Hoje, o professor vive internado em uma clínica psiquiátrica. Segundo os médicos, seu caso não tem cura. Ele não é agressivo e nem oferece risco para ninguém, mas ele deve permanecer internado, já que vive sozinho porque não tem nem um parente ou amigo que aguente mais ouvi-lo contar repetidas vezes a história da abdução dos colegas e queira acolhê-lo em sua casa e, constantemente, ele entra em depressão e tenta o suicídio. Suas cartas de despedida sempre começam da mesma forma: "Já que eu sou tão velho e miserável que não sirvo nem para ser abduzido por extraterrestres, despeço-me..." e vai por aí afora.

Quando aos colegas do professor que trabalhavam no turno da noite, ocorreu um fenômeno bastante intrigante. Todos, sem exceção, foram, em datas diferentes, abandonando o trabalho. Eles sumiam, ligavam para a escola e diziam, sempre, a mesma frase:

- Não voltarei mais aí. Não fui programado para fazer este tipo de tarefa. Vocês são loucos!

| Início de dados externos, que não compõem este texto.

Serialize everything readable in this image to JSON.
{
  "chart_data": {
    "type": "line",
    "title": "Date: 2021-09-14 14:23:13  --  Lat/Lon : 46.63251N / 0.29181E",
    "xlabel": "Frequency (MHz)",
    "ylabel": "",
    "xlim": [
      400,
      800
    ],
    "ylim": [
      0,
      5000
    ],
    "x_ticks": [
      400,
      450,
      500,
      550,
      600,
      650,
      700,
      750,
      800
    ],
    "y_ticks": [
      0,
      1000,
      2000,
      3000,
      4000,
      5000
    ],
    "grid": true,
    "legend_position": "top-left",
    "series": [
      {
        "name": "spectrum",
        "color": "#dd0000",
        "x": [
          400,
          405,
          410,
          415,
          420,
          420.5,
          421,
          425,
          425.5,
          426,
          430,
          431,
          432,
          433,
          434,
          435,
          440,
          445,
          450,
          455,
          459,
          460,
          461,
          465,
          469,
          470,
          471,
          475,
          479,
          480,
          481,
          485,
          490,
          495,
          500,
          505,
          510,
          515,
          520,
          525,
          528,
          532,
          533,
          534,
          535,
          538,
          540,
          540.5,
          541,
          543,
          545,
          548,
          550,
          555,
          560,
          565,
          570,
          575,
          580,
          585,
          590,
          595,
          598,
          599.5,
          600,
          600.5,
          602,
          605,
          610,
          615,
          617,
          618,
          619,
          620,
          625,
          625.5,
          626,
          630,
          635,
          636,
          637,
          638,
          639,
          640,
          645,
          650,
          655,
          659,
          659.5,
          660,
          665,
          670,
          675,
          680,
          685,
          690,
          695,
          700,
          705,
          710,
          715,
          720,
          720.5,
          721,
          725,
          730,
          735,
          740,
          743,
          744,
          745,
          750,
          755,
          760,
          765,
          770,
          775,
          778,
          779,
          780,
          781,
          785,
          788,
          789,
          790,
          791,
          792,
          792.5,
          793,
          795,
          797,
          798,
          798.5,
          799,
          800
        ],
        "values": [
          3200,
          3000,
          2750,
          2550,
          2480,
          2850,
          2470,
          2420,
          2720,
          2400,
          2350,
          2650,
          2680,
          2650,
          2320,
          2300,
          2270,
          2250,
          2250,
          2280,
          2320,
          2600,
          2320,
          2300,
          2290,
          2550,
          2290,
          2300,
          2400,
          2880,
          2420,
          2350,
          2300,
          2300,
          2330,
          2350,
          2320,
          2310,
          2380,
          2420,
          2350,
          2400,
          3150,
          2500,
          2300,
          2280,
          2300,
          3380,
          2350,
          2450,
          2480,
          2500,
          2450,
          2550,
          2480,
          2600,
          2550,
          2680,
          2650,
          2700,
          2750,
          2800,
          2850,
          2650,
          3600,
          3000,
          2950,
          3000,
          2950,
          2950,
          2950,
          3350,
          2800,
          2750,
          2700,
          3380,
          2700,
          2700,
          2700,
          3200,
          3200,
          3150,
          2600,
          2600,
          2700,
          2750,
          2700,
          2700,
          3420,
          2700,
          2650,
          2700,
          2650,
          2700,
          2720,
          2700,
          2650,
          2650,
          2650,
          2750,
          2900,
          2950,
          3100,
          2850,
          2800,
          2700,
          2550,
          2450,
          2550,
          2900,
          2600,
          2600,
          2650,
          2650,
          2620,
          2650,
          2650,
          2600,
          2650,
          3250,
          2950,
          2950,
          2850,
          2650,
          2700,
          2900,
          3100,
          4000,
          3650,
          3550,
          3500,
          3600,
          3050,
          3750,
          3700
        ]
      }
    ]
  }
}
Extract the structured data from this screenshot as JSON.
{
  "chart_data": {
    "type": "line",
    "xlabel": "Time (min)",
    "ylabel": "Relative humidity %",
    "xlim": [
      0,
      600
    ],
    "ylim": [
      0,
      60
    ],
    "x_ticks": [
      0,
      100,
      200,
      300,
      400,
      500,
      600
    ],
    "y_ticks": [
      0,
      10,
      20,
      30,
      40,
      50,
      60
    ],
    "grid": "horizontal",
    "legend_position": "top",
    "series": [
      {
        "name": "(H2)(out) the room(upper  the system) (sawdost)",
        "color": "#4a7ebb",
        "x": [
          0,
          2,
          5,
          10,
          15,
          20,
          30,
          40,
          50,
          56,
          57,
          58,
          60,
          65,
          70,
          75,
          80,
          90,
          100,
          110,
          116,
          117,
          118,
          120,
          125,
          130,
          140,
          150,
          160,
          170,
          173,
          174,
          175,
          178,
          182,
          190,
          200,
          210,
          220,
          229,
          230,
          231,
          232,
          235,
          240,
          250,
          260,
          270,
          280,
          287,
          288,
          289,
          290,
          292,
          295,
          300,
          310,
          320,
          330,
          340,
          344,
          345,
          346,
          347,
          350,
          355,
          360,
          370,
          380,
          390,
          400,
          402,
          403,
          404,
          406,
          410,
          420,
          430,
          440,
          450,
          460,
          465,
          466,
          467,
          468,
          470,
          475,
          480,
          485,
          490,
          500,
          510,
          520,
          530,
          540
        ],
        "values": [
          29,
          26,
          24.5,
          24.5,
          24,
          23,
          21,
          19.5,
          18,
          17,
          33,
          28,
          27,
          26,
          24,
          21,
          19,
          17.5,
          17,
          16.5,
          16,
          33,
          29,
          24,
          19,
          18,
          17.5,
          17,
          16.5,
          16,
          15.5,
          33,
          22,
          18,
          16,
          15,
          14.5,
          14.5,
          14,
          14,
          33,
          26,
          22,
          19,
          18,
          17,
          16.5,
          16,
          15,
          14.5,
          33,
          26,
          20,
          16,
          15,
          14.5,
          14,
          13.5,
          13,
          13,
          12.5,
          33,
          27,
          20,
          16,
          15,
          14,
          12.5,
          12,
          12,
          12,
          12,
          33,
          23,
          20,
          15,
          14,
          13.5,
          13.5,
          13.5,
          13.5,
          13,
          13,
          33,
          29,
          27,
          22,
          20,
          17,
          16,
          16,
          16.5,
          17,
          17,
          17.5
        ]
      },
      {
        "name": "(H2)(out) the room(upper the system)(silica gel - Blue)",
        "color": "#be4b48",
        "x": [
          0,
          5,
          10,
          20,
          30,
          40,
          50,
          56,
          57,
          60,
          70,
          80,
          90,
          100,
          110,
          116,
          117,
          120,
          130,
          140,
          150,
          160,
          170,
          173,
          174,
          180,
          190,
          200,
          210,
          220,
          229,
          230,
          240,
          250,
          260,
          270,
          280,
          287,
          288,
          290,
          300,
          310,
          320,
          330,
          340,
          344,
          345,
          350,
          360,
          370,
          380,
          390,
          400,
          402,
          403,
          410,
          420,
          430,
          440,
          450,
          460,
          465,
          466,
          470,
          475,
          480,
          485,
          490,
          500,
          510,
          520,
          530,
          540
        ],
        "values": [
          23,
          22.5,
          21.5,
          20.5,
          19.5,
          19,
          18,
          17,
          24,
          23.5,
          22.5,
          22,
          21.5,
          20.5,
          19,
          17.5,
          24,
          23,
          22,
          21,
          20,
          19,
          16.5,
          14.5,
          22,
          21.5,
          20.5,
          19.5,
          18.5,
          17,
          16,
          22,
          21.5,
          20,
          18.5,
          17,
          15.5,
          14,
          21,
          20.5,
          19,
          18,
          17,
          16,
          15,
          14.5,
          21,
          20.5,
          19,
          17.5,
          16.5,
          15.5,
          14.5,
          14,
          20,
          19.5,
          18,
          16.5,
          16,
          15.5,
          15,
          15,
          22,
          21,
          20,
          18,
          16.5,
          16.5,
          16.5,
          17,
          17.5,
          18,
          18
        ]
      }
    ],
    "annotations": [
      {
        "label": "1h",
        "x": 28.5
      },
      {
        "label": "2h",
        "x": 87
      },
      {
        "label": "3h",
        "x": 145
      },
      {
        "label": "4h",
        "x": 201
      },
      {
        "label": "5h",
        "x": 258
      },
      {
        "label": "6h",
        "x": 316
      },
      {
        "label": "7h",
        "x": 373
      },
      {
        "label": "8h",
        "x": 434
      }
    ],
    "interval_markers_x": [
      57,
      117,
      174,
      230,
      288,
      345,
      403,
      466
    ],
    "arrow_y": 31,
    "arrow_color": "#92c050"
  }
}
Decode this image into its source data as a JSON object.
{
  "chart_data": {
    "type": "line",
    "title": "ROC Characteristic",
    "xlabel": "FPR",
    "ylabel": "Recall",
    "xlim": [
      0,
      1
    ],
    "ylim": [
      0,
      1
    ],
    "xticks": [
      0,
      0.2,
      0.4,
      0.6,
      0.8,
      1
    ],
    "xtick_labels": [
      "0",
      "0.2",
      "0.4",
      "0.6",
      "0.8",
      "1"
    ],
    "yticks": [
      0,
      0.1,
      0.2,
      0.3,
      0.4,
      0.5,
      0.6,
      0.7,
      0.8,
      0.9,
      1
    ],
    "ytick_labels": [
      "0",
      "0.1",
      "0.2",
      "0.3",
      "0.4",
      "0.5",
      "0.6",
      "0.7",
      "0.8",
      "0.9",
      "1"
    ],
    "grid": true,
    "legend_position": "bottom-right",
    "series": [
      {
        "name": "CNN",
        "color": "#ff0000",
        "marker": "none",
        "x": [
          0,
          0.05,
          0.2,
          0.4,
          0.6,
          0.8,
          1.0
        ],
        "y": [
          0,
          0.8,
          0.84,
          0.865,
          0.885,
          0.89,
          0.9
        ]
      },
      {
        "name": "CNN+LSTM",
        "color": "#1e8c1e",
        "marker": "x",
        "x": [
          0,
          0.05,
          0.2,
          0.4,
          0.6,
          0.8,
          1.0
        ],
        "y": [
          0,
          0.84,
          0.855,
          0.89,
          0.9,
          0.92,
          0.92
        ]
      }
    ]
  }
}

Quando desligavam seus telefones eles simplesmente se desintegravam, deixando como "restos mortais" apenas um pó branco que os laboratórios da polícia conseguiram identificar apenas como uma marca vagabunda de talco. .

Outro dia, o professor viu os retratos de alguns dos seus colegas na TV, numa propaganda que dizia que "eles estavam desaparecidos, mas jamais esquecidos".